Dr Mohammad Al Zoulfah, a former member of the Shura Council (parliament) said the scholars who issued infidel fatwas (religious rulings) were distorting the image of Saudi Arabia internally and externally.

"They are not in fact highlighting the reformist path the kingdom is taking at present," he said.

"They are singing a different tune from that of the reformist flocks which have two wings: a liberal one and an Islamic one," he said.

Al Zoulfah said the kingdom was the cradle of tolerant Islam which accepted the other.

Reformist

Al Zoulfah said he recalled that King Abdullah Bin Abdul Aziz of Saudi Arabia had made a significant speech before the Shura Council in 2008 in which he said how extremists were obstructing the country's reformist trend.

He said the King had stressed the importance of respecting freedom, tolerance, rejection of sectarianism and openness towards the other.

"King Abdullah has always supported reforms and the balanced thought," Al Zoulfah said.

"He is determined that the kingdom would continue its reformist path and will not be hampered by the "weak and the reluctant".

Ali Abdul Rahman Al Attiyah, a Saudi social researcher, said the jihad in Afghanistan during the 1970s, the writings of Abu Mohammad Al Maqdasi and the tapes of Mohammad Al Masaari had shaped the thoughts of some of the religious-minded Saudi youth who had no organisation to belong to until Al Qaida was established.

The kingdom said it had adopted an integrated strategy which included dealing harshly with terrorists.

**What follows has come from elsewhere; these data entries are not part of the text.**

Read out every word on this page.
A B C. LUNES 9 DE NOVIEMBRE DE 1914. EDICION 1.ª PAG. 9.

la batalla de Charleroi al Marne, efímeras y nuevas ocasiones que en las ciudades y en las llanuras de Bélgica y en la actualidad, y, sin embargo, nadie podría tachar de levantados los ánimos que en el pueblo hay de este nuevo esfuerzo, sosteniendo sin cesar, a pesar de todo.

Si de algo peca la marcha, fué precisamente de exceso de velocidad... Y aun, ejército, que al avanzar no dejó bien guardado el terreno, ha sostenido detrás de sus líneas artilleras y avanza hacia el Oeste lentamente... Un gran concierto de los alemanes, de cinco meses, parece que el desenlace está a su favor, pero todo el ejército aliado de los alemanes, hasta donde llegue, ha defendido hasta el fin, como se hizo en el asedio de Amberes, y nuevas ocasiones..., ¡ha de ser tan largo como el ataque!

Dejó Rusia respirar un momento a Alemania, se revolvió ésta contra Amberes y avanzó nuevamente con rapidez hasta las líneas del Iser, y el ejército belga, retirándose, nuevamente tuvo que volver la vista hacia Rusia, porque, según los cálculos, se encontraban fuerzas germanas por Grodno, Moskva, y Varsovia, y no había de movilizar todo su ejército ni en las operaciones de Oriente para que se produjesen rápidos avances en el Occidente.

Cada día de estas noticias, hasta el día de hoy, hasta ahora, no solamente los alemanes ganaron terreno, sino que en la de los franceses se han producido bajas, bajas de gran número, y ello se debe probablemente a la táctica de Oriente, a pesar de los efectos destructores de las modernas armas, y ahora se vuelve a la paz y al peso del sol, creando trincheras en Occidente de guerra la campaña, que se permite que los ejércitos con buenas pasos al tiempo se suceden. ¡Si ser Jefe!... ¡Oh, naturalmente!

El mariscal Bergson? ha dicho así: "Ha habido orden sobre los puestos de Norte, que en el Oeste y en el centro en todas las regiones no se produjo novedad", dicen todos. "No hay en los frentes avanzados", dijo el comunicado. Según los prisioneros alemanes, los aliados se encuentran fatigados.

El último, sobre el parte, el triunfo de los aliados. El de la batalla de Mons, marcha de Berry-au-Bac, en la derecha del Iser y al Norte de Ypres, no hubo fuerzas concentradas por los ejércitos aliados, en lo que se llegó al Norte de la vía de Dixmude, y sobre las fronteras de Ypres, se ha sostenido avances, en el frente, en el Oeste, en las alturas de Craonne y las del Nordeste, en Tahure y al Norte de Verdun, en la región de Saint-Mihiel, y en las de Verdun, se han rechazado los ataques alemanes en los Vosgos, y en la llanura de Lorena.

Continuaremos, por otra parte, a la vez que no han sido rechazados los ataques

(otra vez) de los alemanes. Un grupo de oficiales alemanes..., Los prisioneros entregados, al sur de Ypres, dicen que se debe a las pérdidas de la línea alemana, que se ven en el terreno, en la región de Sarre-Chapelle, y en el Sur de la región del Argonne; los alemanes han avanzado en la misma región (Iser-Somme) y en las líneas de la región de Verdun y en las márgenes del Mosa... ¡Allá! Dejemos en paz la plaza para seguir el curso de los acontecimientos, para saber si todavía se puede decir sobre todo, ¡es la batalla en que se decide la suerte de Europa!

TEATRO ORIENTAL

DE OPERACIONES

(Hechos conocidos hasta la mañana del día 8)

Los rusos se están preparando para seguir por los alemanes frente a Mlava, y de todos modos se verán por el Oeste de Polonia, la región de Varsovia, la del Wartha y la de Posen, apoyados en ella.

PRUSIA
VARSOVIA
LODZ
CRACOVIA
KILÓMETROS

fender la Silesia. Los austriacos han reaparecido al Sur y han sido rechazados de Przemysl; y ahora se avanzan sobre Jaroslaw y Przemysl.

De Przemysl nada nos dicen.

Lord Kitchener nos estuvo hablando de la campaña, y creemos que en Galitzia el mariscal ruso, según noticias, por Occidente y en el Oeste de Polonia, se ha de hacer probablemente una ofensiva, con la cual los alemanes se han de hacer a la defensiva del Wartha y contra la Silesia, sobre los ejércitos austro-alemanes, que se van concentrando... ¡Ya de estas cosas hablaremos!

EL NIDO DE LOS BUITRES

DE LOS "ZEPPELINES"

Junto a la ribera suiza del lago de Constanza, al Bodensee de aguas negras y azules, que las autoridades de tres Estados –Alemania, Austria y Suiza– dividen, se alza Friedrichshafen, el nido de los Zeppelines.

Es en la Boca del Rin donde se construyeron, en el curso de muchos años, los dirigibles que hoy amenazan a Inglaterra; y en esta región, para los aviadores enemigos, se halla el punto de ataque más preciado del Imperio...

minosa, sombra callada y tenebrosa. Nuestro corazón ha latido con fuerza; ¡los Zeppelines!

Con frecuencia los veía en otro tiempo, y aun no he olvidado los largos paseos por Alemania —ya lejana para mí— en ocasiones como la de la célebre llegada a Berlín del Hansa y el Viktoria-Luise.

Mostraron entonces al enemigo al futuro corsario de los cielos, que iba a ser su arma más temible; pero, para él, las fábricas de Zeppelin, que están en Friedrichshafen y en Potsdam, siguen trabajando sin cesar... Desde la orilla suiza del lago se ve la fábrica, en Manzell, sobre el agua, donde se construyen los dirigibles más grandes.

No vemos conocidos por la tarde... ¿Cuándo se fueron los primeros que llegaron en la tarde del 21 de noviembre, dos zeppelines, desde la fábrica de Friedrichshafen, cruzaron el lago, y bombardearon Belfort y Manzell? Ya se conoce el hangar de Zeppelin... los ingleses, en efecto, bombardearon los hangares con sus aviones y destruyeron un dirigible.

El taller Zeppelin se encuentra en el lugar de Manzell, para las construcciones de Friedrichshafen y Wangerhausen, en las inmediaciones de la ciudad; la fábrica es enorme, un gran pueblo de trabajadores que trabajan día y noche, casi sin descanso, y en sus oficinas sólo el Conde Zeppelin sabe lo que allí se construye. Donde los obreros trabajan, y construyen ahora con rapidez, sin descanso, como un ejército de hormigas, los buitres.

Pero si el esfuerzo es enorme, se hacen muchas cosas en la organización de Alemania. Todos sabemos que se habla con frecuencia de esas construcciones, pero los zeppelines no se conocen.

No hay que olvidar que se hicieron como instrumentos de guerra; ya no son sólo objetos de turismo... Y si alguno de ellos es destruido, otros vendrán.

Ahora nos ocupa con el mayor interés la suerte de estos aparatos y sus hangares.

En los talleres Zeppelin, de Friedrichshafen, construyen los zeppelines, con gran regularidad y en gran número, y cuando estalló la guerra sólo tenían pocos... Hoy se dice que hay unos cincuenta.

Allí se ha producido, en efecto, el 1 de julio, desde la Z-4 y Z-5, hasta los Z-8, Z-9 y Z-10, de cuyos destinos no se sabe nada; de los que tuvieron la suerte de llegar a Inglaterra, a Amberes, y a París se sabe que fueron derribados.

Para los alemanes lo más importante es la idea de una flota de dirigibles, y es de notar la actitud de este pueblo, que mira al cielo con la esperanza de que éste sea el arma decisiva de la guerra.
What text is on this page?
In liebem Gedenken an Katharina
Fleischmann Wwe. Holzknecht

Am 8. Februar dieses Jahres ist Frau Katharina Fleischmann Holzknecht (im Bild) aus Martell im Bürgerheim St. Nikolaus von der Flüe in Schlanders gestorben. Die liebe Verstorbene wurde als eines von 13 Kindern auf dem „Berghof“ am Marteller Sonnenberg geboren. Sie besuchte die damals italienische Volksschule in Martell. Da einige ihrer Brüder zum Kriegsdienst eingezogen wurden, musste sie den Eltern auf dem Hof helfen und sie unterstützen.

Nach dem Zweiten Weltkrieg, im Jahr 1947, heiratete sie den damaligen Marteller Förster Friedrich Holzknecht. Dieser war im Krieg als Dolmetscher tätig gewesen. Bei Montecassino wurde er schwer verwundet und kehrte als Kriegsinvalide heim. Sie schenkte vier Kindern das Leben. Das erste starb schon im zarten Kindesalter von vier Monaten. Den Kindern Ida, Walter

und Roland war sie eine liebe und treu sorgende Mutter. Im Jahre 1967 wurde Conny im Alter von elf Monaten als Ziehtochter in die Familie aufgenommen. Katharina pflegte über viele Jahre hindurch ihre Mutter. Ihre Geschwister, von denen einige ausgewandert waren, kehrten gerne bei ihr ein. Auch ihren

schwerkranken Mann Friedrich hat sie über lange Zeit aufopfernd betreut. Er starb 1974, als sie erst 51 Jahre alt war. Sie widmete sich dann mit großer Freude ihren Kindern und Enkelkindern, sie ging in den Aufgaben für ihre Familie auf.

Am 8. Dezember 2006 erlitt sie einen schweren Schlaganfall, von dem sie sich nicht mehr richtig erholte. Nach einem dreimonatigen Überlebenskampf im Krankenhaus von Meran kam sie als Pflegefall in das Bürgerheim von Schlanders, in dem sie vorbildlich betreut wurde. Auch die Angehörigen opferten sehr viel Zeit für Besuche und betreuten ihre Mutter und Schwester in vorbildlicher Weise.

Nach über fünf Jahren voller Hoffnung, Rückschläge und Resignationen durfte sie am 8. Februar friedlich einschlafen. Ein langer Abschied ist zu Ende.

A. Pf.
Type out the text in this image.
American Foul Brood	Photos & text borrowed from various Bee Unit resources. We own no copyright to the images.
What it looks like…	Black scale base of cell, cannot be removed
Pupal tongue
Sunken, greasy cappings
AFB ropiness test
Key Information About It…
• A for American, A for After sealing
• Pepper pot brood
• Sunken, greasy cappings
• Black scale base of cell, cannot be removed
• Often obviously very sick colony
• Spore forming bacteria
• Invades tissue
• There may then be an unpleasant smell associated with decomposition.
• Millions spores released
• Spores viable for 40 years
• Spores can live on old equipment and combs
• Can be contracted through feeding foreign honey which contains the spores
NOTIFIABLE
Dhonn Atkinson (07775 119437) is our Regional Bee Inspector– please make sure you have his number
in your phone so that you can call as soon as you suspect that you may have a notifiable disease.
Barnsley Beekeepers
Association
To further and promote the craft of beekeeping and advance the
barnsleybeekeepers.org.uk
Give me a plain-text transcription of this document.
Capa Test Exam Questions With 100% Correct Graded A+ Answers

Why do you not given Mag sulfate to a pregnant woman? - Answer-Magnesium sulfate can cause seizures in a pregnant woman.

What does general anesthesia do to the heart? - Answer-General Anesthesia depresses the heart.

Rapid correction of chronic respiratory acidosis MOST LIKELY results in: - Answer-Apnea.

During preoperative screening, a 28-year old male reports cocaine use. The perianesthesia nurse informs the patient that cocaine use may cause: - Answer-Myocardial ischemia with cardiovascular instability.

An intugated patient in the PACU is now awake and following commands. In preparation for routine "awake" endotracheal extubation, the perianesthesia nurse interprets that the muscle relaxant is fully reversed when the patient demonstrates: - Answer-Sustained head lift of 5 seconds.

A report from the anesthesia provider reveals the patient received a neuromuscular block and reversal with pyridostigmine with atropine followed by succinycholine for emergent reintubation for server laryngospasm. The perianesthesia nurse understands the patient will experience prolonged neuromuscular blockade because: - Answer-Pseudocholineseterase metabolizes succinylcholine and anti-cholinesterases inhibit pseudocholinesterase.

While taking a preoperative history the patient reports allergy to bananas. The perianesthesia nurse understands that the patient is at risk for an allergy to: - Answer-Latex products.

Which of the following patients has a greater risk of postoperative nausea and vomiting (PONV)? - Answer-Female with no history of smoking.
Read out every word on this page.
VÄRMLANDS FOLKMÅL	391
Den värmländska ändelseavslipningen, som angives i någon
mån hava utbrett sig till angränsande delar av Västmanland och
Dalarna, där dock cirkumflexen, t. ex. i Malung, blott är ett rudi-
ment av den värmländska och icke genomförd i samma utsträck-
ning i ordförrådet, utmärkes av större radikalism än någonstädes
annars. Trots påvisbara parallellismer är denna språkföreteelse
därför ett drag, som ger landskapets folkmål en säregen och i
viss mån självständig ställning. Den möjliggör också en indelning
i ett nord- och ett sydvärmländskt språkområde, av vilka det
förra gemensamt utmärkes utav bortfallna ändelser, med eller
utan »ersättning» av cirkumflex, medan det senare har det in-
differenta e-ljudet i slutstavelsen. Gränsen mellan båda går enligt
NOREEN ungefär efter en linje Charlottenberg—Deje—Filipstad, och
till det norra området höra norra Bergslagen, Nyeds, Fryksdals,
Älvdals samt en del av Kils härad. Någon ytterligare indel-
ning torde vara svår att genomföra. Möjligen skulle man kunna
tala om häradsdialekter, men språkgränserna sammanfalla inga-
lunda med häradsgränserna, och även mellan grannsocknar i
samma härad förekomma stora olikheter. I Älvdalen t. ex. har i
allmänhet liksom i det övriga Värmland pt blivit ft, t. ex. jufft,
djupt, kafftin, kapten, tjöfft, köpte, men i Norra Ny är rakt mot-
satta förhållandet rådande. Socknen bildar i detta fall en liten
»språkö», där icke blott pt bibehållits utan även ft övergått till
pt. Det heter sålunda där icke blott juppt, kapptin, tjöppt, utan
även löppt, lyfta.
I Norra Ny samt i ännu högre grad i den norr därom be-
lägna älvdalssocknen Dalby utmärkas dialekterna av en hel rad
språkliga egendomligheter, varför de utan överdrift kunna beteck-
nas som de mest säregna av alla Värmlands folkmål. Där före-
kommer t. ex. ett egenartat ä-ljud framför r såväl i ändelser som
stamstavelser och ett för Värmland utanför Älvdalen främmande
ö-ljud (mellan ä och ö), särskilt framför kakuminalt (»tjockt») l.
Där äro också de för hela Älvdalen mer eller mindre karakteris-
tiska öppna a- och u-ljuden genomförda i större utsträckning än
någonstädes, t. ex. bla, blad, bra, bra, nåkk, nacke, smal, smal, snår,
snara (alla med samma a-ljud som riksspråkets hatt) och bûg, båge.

It had also adopted legal procedures to try terrorists in court, and to stop finances from reaching them.

Professor of political science Dr Naif Al Subeih said the kingdom's efforts to fight terrorism started by warning school and university students about the dangers of terrorist acts — which were against Islam.

He said a day had been dedicated in all schools to teach about the crimes committed by terrorists.

The kingdom had also initiated chairs in a number of universities to conduct research on terrorism.